The most symmetric third point to choose is $O$ and looking at the figure shows additional properties:
Let $X$ be the intersection of $AD$ and $BC$ and denote by $\angle A$ etc the angles of the original quadrilateral.
Just check that $\angle OQX +\angle OPX = \pi/2+\pi/2=\pi.$
$XO$ is a diameter of the cercle, so $U$ is the midpoint of $XO$.
The triangles $BOC$ and $AOD$ are similar and $P$ and $Q$ are the corresponding feet of the altitudes.

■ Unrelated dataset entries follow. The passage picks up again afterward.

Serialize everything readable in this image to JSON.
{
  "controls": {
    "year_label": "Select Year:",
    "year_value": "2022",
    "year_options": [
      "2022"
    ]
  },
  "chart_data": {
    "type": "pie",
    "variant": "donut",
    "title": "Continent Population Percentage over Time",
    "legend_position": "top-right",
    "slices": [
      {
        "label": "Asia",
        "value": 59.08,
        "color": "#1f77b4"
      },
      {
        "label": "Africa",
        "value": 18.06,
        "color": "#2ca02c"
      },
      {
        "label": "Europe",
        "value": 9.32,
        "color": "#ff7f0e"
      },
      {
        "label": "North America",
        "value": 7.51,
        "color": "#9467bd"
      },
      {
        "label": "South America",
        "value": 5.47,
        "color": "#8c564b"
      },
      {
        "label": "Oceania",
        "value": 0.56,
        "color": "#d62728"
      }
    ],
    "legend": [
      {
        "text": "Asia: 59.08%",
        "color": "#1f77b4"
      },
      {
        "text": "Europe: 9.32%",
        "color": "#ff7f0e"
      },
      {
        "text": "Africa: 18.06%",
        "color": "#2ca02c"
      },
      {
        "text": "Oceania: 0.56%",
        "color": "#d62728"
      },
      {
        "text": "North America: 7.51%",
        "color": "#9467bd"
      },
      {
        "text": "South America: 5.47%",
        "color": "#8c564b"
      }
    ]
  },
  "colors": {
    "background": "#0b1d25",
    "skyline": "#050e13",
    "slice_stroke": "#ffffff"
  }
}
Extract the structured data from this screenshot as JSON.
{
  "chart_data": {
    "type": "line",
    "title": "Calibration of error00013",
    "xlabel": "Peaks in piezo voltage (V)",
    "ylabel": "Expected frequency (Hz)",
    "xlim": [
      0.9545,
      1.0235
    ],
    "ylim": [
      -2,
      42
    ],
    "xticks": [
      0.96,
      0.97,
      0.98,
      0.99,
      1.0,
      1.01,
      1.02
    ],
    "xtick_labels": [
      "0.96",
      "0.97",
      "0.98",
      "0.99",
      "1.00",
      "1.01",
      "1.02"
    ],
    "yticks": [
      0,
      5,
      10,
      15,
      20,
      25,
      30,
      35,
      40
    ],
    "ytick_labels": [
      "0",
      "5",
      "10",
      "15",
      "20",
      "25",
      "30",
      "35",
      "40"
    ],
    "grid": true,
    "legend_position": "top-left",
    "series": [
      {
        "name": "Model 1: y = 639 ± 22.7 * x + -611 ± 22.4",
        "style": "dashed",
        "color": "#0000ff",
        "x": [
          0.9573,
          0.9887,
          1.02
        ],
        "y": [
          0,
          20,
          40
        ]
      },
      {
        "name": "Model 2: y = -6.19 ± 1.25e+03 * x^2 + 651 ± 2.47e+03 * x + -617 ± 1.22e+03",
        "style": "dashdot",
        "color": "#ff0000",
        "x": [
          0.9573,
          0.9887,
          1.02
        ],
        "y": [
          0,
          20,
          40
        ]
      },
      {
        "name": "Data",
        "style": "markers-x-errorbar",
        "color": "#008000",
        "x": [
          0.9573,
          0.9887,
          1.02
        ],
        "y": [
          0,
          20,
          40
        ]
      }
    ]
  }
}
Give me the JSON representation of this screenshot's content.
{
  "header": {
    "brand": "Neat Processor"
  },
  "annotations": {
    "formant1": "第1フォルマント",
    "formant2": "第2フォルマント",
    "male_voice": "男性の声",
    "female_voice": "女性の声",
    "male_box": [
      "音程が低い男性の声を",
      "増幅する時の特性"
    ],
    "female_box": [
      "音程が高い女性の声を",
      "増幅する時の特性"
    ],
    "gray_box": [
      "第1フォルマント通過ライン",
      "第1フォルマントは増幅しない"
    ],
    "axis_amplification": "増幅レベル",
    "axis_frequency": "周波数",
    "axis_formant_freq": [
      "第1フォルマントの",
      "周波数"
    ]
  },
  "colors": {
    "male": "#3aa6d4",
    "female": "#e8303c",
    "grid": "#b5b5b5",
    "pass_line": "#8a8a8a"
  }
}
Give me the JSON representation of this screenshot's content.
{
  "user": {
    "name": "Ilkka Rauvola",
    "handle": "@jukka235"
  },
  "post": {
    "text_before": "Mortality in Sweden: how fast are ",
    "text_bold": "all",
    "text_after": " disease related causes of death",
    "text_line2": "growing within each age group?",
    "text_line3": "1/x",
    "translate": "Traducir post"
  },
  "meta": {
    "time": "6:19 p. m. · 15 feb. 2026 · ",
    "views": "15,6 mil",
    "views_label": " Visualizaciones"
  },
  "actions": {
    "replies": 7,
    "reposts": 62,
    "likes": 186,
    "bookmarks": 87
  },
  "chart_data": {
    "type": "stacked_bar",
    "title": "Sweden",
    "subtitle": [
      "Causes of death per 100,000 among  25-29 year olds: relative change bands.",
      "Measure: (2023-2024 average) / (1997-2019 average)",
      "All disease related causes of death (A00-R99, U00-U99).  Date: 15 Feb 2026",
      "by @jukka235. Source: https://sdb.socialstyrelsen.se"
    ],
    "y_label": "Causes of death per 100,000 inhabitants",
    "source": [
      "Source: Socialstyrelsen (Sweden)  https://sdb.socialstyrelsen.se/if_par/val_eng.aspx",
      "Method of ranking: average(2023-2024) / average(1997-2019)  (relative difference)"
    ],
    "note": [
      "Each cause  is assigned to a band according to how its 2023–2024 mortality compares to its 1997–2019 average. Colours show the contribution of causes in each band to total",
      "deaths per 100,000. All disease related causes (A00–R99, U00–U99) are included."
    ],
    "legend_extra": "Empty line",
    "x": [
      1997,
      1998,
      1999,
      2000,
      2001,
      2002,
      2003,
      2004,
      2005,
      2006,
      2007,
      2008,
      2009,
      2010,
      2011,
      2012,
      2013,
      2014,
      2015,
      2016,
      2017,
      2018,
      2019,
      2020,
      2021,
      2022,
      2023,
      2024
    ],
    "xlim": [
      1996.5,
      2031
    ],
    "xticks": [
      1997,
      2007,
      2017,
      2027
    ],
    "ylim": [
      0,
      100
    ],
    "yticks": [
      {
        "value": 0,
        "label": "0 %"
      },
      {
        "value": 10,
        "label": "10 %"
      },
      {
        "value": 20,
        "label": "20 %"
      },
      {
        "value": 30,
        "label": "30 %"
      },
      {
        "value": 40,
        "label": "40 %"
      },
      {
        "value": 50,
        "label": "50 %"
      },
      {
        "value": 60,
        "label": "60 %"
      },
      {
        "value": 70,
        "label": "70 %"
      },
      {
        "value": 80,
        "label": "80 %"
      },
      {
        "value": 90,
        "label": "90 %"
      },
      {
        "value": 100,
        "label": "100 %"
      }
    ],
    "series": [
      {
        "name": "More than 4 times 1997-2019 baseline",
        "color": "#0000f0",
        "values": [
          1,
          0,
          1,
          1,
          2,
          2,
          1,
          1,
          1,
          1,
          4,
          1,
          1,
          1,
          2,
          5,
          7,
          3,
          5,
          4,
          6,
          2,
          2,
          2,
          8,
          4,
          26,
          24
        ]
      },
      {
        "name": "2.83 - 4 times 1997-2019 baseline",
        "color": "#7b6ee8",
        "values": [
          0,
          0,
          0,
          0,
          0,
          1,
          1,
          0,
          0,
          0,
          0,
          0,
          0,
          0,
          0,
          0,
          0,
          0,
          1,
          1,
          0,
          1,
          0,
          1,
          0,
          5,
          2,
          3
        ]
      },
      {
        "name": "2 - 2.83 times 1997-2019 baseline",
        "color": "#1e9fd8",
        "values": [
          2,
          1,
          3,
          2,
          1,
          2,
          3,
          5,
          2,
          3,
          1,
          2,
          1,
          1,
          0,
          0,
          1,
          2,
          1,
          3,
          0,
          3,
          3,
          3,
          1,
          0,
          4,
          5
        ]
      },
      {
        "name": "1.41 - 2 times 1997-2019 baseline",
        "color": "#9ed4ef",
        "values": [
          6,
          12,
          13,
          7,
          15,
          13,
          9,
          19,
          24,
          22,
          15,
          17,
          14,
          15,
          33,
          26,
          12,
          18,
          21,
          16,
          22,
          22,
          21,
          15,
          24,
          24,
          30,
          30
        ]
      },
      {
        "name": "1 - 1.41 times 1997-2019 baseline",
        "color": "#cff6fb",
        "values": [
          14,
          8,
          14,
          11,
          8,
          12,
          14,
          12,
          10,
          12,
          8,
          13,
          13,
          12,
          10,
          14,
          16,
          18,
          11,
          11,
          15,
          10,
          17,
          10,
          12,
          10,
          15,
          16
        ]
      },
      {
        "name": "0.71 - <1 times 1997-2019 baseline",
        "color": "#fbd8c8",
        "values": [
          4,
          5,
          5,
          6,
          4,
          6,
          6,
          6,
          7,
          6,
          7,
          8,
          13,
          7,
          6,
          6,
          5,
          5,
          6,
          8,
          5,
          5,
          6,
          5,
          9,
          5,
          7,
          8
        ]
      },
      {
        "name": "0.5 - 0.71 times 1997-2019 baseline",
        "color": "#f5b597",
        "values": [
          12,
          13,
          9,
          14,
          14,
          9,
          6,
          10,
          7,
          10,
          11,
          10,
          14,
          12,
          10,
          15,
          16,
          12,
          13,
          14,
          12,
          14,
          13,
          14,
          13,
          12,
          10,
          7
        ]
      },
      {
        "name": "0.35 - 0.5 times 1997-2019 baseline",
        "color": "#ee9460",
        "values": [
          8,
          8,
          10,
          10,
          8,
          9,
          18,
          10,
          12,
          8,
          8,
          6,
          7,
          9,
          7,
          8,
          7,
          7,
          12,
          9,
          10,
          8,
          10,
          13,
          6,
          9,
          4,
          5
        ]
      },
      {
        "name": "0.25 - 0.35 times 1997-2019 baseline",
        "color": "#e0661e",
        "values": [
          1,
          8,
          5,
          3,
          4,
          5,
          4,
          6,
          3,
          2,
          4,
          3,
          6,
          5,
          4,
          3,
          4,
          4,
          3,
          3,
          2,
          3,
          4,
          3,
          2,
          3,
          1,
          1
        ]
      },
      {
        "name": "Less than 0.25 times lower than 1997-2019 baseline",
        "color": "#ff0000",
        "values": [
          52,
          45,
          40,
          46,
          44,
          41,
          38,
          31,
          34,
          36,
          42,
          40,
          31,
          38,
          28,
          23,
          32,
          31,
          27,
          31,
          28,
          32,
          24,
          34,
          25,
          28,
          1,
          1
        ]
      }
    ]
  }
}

Therefore, $P=xB+yC$ and $Q=xA+yD$ for some real numbers $x+y=1$.
Now, $(P+Q)/2=x(A+B)/2 +y (C+D)/2 =xM+yN$ clearly lies on the line $MN$ as claimed.
Since these six points are the points of a complete quadrilateral, this is the well-known theorem that the mid-points of the diagonals of a complete quadrilateral are collinear (see for example http://mathworld.wolfram.com/CompleteQuadrilateral.html )
I have not laboured all the details, but you might be able to prove it alternatively arguing as follows: $MN$ shall be a perpendicular bisector, if $\Delta QNP$ (or $\Delta QMP$) is isosceles AND $MN$ bisects $\angle QNP$ ($\angle QMP$). You will have proved this by showing that $\Delta QNM = \Delta PNM$. Since these triangles have one common side it is enough to prove that their other sides are proportionate to each other. This requires proving that a couple of other triangles in the picture are isometric. The fact that $\angle ADC + \angle ABC =\angle DAB +\angle DCB = \pi$ which easily follows from the fact that the quadrilateral is inscribed in a circle should provide some help.